Como detalla Manuel Menéndez González, director de la tesis e investigador del Hospital Universitario Central de Asturias y del Instituto de Investigación Sanitaria del Principado de Asturias, los estudios clásicos de la enfermedad de Párkinson se habían centrado en las manifestaciones motoras de la enfermedad, “porque probablemente son las que suelen dominar la sintomatología cuando el paciente acude por primera vez a consulta”. 

Casi el 33 % de las personas con párkinson presenta depresión y el 68 % ansiedad

Sin embargo, también existen diversos síntomas no motores de diversa índole, como la anosmia –pérdida de la capacidad olfativa–, el estreñimiento, trastornos del sueño o síntomas neuropsiquiátricos, entre los que se encuentran la depresión y la ansiedad. 

"Queríamos poner de manifiesto la relevancia de estos síntomas neuropsiquiátricos", apunta el investigador, quien explica que el objetivo principal del estudio fue establecer la prevalencia de la clínica ansioso-depresiva y comprobar su impacto en la calidad de vida de estos pacientes. Para ello, contaron la participación voluntaria de los pacientes que acuden a la Asociación Parkinson Asturias. 

De este modo, acudieron a las diversas sedes que la asociación tiene en Asturias y, tras aplicar diversos criterios de exclusión, analizaron los datos relativos a 95 pacientes a quienes se realizó diversas preguntas y se les aplicó diversos test para recabar las características clínicas de la enfermedad, la depresión, la ansiedad y la calidad de vida. 

Una elevada prevalencia

La prevalencia de la depresión fue cercana al 33 %, más frecuente en las mujeres (43 %) que en los varones (25 %). Asimismo, el 68 % presentaba ansiedad, sin diferencias importantes entre hombres y mujeres, y un dato preocupante: se encontró la presencia de síntomas depresivos y ansiosos a la vez en el 31 % de los pacientes estudiados. 

Al cruzar estos datos con las otras variables analizadas, los investigadores observaron que los pacientes con más de 10 años de evolución de la enfermedad tenían casi 36 veces más riesgo de depresión que aquellos con menos de tres años de evolución. 

Los pacientes con más de 10 años de enfermedad tenían casi 36 veces más riesgo de depresión

Además, se detectó la gran influencia de la calidad de vida tanto en la sintomatología ansiosa como en la depresiva: aquellos con peores puntuaciones en calidad de vida tenían 469 veces más riesgo de ansiedad y 2521 veces más riesgo de depresión. 

“Para mejorar la calidad de vida de los pacientes es fundamental tratarlos de forma integral, prestando atención tanto a los síntomas motores como los no motores, y entre estos últimos los neuropsiquiátricos”, subraya Menéndez González. 

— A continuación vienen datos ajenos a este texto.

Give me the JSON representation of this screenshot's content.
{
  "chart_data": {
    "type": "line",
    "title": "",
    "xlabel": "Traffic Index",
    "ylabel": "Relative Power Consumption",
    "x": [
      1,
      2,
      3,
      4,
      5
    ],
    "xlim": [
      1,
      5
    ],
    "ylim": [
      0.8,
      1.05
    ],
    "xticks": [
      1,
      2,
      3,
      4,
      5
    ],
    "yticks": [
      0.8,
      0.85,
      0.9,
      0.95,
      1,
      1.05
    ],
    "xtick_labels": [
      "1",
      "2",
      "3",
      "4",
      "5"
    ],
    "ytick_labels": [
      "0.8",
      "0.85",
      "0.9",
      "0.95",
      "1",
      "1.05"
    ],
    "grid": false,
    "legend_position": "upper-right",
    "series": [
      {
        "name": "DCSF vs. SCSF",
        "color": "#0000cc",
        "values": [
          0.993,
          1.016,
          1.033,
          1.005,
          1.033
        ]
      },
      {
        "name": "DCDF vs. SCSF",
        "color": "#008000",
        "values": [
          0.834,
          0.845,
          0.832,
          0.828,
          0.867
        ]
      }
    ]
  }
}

Para ello, continúa, “es necesario ser conscientes de su prevalencia, ya que frecuentemente los pacientes no suelen referir estos síntomas por iniciativa propia, tal como sí hacen con los síntomas motores”. 

A su juicio, que los clínicos mantengan un elevado “nivel de alerta” ante estos síntomas ayudará a realizar una detección precoz, que es fundamental para garantizar un abordaje adecuado. “El tratamiento del paciente debe ser multidisciplinar, abarcando al médico de familia, el neurólogo, los psicólogos, psiquiatras, trabajadora social y fisioterapeutas, entre otros. Las asociaciones de pacientes también tienen un papel fundamental”, concluye.